Des chercheurs ont découvert une bactérie bucco-dentaire qui serait un facteur contributeur ou aggravant de la maladie d’Alzheimer.

Alzheimer, définition et prévalence

La maladie dite d’Alzheimer est produite par une dégénérescence progressive des neurones, qui commencerait à l’hippocampe (zone essentielle pour la mémoire), puis gagnerait le reste du cerveau.

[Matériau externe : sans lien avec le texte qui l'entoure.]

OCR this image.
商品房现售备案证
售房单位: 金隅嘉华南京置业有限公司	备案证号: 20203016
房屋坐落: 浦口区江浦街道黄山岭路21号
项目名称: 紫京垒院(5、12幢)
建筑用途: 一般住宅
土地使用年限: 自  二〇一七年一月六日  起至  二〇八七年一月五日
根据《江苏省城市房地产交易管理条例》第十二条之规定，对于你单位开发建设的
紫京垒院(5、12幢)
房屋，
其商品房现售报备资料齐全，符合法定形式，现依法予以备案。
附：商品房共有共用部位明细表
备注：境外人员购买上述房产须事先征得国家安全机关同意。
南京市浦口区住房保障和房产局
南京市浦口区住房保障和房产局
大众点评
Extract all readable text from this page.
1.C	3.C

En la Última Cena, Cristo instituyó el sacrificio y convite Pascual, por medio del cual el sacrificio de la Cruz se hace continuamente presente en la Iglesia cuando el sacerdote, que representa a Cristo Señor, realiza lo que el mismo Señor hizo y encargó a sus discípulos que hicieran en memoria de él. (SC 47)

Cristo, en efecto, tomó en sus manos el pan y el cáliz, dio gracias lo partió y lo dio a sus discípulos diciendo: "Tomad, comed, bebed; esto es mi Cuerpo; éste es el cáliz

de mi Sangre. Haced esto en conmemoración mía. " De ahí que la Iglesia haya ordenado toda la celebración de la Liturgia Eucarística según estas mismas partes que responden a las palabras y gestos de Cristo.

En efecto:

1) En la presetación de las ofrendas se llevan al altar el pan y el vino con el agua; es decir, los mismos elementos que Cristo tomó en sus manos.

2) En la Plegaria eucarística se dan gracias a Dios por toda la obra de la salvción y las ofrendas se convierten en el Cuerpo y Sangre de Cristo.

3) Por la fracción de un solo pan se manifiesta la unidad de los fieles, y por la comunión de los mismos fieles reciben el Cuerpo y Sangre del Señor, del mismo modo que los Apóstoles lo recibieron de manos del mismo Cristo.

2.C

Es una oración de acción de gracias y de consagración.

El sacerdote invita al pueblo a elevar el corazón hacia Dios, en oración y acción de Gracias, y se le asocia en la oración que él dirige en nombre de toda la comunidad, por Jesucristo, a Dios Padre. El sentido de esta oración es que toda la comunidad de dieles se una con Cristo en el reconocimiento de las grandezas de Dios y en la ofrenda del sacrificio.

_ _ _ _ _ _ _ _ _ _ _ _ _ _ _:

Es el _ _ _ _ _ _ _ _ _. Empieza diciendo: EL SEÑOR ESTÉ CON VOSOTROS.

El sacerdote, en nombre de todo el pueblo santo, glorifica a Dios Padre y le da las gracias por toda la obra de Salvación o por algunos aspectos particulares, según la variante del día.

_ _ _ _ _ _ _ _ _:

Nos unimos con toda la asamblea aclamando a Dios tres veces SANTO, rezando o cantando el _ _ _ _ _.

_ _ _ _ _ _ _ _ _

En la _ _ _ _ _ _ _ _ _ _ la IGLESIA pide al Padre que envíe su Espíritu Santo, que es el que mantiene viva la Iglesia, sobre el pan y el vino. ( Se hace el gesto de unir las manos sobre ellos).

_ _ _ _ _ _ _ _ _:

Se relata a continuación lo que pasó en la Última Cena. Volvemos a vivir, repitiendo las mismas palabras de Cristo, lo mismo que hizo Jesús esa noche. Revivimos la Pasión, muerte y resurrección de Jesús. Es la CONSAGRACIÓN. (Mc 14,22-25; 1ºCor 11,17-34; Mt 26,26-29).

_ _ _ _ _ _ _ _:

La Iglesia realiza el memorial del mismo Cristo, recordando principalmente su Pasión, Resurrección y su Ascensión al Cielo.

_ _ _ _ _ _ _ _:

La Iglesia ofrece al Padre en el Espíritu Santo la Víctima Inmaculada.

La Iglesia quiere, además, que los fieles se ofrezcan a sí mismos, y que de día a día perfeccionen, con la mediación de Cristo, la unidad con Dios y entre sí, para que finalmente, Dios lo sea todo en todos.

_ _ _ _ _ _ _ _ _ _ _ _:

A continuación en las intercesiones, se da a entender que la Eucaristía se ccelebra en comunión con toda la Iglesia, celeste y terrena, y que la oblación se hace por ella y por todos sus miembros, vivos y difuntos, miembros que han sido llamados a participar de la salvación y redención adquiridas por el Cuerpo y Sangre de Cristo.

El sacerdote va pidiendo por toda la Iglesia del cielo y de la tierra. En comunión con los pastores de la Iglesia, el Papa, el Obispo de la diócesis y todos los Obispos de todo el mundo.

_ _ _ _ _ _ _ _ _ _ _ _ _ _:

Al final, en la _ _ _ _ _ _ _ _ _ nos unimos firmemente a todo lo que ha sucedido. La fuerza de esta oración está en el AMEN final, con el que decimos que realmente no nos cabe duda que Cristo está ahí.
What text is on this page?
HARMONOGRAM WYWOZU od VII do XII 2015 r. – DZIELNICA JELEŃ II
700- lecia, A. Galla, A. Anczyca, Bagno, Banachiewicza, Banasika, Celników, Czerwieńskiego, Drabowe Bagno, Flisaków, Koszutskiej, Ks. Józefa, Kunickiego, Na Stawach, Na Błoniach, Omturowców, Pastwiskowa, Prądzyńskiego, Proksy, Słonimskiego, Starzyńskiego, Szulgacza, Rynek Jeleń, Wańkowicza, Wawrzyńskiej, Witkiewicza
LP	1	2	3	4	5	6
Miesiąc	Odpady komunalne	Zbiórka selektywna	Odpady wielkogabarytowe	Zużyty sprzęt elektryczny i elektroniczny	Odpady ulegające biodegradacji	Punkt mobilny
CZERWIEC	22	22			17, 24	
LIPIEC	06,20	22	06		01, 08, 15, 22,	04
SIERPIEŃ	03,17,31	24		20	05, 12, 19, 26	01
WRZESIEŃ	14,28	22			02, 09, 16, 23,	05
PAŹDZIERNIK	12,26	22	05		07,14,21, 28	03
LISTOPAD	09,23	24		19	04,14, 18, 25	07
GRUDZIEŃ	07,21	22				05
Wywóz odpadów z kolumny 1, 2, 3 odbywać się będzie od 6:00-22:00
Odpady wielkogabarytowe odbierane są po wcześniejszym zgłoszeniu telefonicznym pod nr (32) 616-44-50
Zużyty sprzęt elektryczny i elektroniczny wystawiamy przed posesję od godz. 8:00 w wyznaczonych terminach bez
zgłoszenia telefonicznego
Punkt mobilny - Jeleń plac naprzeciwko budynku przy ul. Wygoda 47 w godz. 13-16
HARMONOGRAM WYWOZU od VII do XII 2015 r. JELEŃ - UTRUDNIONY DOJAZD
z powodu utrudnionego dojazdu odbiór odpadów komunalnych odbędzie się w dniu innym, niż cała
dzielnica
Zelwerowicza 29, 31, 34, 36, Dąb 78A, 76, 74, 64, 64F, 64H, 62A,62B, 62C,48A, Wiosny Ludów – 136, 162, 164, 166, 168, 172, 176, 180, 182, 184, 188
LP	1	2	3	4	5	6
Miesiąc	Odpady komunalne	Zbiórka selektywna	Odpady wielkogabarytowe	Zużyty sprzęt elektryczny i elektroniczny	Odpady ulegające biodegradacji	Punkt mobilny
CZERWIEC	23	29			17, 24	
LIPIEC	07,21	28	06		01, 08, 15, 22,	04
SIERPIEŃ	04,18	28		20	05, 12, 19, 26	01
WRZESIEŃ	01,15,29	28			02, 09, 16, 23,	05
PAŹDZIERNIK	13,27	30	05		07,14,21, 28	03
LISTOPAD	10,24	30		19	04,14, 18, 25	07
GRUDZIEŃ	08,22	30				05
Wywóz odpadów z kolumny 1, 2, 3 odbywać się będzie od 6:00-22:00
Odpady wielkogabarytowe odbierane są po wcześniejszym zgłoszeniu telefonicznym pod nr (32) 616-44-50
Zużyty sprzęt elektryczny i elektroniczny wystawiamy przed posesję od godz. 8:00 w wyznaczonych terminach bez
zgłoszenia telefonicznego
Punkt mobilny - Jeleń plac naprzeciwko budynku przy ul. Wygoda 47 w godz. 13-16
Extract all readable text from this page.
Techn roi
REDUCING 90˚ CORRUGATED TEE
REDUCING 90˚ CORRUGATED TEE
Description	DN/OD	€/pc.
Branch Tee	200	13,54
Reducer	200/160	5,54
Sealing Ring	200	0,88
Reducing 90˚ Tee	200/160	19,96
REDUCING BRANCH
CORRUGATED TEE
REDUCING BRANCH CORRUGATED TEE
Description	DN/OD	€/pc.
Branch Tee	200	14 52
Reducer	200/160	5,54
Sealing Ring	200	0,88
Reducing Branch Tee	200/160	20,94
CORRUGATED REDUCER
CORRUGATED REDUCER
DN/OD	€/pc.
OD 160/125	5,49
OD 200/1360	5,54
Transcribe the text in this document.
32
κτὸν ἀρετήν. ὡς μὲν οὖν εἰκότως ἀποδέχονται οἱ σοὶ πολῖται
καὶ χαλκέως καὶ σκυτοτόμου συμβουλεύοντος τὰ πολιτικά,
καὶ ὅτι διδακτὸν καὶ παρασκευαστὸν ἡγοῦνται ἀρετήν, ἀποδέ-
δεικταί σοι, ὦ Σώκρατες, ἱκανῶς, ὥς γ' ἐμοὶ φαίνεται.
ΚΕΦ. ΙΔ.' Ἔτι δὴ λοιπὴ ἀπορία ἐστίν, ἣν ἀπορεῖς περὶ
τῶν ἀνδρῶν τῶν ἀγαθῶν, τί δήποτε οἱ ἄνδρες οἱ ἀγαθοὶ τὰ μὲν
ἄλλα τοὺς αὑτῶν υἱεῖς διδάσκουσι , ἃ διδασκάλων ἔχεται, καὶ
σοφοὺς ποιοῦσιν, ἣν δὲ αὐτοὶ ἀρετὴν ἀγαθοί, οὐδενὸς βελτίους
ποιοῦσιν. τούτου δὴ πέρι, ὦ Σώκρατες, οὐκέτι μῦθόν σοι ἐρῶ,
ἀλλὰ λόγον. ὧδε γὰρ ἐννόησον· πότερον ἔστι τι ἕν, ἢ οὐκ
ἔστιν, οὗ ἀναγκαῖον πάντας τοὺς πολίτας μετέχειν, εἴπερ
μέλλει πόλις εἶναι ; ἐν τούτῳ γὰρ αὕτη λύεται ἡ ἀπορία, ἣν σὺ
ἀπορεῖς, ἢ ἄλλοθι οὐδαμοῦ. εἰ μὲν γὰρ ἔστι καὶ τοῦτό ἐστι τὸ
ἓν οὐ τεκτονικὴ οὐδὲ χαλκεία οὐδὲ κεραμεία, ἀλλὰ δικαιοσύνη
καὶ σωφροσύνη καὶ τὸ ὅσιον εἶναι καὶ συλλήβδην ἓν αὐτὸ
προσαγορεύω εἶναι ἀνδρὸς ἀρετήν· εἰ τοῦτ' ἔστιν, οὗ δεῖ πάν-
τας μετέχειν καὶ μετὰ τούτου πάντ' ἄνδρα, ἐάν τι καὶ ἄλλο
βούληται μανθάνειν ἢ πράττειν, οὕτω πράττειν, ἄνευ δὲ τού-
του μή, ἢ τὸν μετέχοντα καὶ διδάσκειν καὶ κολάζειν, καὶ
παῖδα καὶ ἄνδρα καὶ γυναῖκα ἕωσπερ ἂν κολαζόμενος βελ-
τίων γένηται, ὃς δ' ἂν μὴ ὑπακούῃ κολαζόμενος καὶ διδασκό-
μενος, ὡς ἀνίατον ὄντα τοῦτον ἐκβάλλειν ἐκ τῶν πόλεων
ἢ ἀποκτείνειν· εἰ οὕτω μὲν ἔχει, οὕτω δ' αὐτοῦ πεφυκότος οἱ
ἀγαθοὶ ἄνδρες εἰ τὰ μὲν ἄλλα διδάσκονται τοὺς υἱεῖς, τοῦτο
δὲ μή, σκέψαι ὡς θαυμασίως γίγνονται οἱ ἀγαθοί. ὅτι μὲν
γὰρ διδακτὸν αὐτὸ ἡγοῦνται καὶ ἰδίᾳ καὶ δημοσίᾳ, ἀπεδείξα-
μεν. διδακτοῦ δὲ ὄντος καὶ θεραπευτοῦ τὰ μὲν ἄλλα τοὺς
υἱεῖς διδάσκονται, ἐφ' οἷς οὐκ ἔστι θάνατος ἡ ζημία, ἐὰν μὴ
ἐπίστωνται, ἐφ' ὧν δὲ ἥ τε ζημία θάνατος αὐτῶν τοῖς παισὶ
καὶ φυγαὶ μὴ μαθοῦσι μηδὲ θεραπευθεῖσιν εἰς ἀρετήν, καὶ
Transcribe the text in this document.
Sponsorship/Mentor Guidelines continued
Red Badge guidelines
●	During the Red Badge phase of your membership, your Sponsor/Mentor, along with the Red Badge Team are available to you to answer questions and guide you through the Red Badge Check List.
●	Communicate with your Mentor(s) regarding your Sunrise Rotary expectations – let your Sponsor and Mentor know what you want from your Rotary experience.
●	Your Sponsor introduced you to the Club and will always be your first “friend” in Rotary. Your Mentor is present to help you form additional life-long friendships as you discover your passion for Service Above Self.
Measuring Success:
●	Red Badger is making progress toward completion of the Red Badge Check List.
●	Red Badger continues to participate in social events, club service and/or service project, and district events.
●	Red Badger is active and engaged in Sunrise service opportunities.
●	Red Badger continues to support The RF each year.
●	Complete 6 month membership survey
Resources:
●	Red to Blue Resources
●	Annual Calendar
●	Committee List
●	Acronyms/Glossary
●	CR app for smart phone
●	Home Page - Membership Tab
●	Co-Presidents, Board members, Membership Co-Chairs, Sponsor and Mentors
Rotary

Ses symptômes sont des troubles de la mémoire récente, puis des fonctions exécutives, de l’orientation dans le temps et l’espace (difficultés à s’orienter hors d’un espace très familier ou à utiliser des ustensiles même simples), jusqu’à la perte des facultés cognitives et de l’autonomie. La maladie survient généralement après 65 ans. En France, environ 900 000 personnes sont atteintes, dont 40% sont des hommes (en lien sans doute avec la différence d’espérance de vie). Seuls 1,2 à 2% des cas seraient héréditaires (se déclarant alors souvent autour de 45 ans). A 80 ans, 15% de la population est concernée[1].

Fonctionnement de la maladie : la « cascade amyloïde »

Les lésions caractéristiques de la maladie d’Alzheimer sont connues depuis le début du XXe s., mais leurs constituants n’ont vraiment commencé à être analysés que dans les années 1980. On sait maintenant que le cerveau des patients Alzheimer comporte en fait deux types de lésions : les dépôts amyloïdes (associés au peptide bêta-amyloïde) et la dégénérescence neurofibrillaire (associée à la protéine Tau).

Dans les années 1990 (équipe de Michel Goedert, Université de Cambridge) est formulée l’hypothèse de la « cascade amyloïde ». Selon cette hypothèse, la protéine bêta-amyloïde, naturellement présente dans le cerveau, s’accumulerait sous l’influence de facteurs génétiques (gène de l’apolipoprotéine E) et environnementaux (sédentarité, micro-traumatismes crâniens, anesthésies répétées, facteurs de risque cardiovasculaires, tabagisme), jusqu’à former les dépôts appelés aussi « plaques séniles », qui entraîneraient une augmentation de la phosphorylation de la protéine Tau, laquelle s’agrègerait en amas dans les neurones.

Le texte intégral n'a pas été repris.